CHWs Programs around the world – success stories:
The CHW movement has been responsible for improving the health outcomes and increasing the access to primary health care of millions of people worldwide, including in the following countries:
In the 1980s in Brazil we saw the “Programa Agente Comunitário de Sáude” employ and train 7,300 people as CHWs in order to assist their communities with vaccinations and, breastfeeding and diarrhea information. This program led to increased breastfeeding rates, reduced infant mortality and hospitalization rates, and also provision of coverage to 40% of population by the year 2000. Find specific information here, here and here.
There are also successful CHW interventions run in Bangladesh and Nepal. In Bangladesh, roughly 100,000 CHWs are currently used to provide home-based family planning services to over 110 million people! Nearby in Nepal, 40,000 CHWs also provide family planning, immunizations and treatment of common childhood problems. Read more here.

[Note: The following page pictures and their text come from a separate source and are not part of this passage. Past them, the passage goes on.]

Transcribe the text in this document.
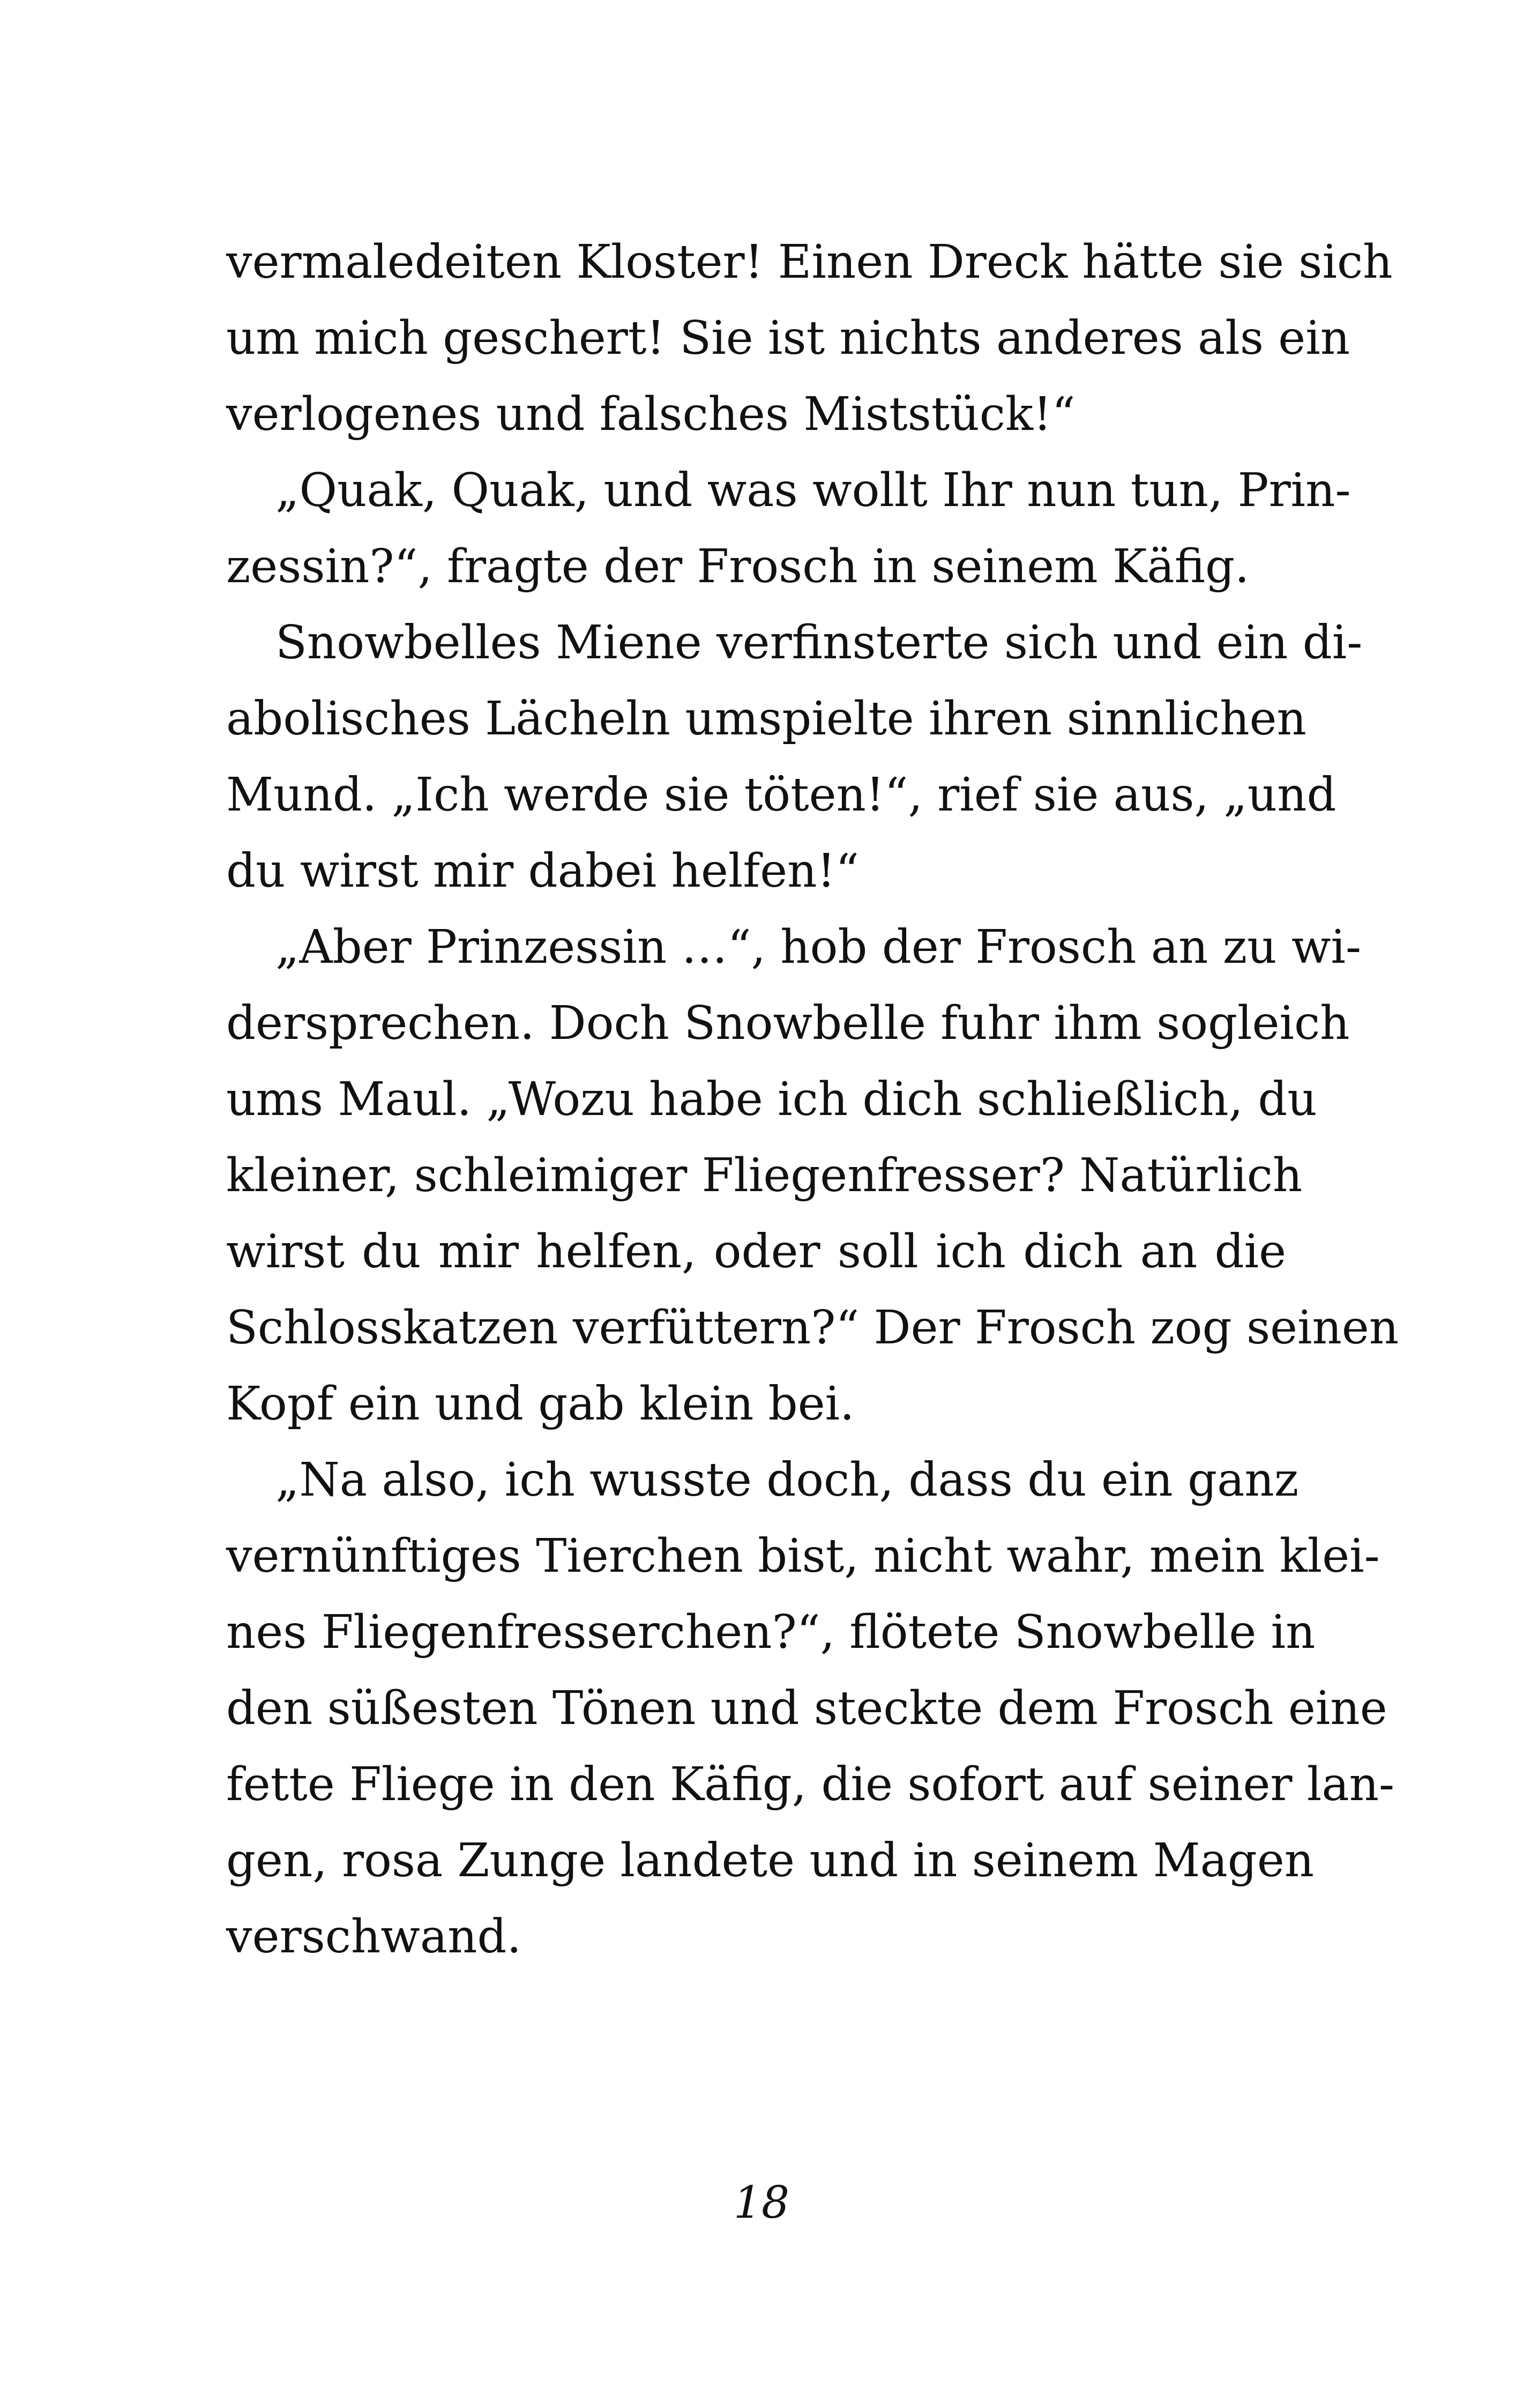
vermaledeiten Kloster! Einen Dreck hätte sie sich
um mich geschert! Sie ist nichts anderes als ein
verlogenes und falsches Miststück!“
„Quak, Quak, und was wollt Ihr nun tun, Prin-
zessin?“, fragte der Frosch in seinem Käfig.
Snowbelles Miene verfinsterte sich und ein di-
abolisches Lächeln umspielte ihren sinnlichen
Mund. „Ich werde sie töten!“, rief sie aus, „und
du wirst mir dabei helfen!“
„Aber Prinzessin …“, hob der Frosch an zu wi-
dersprechen. Doch Snowbelle fuhr ihm sogleich
ums Maul. „Wozu habe ich dich schließlich, du
kleiner, schleimiger Fliegenfresser? Natürlich
wirst du mir helfen, oder soll ich dich an die
Schlosskatzen verfüttern?“ Der Frosch zog seinen
Kopf ein und gab klein bei.
„Na also, ich wusste doch, dass du ein ganz
vernünftiges Tierchen bist, nicht wahr, mein klei-
nes Fliegenfresserchen?“, flötete Snowbelle in
den süßesten Tönen und steckte dem Frosch eine
fette Fliege in den Käfig, die sofort auf seiner lan-
gen, rosa Zunge landete und in seinem Magen
verschwand.
18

These three examples have been some of the most effective interventions in reducing under-five mortality rate in the last 25 years. You can see a video of the BRAC intervention in Bangladesh here and a video of a successful intervention in one region in Uganda here.
Currently there are around 1.3 million CHWs worldwide according to the WHO, and as you can see in the map below (source), they also exist in developed countries such as the USA, where there are large differences in health outcomes between different population groups.
Ensuring the effectiveness of future CHW interventions:
During the 80s and 90s, the economic crisis meant that we saw many of the large scale CHW programs collapse due to a lack of available funding. This lead to a lack of training, supervision, medical support and integration of programs with health systems. That is why we need CHW interventions to be well monitored in terms of their function, spending and impact.
It is important to note that CHW programs can be highly politicised and that they can be present without making real, sustainable changes to a country’s health system. It is therefore essential they form a part of a larger scale social, political and health care reform. This ensures that the development of the country is not limited by vertical health programs that provide care as a temporary solution. An important part of this is to ensure that CHWs are paid, well supported and that they campaign for social equity for their communities. Here are some more considerations published by the WHO.
History has shown us the powerful impacts that CHW programs can have on the health of the world’s most vulnerable and hard to reach people. It is now time to use them in conjunction with the development of the country and its health system. Unless we want to have to find 5 million CHWs by 2030, let’s get it right now!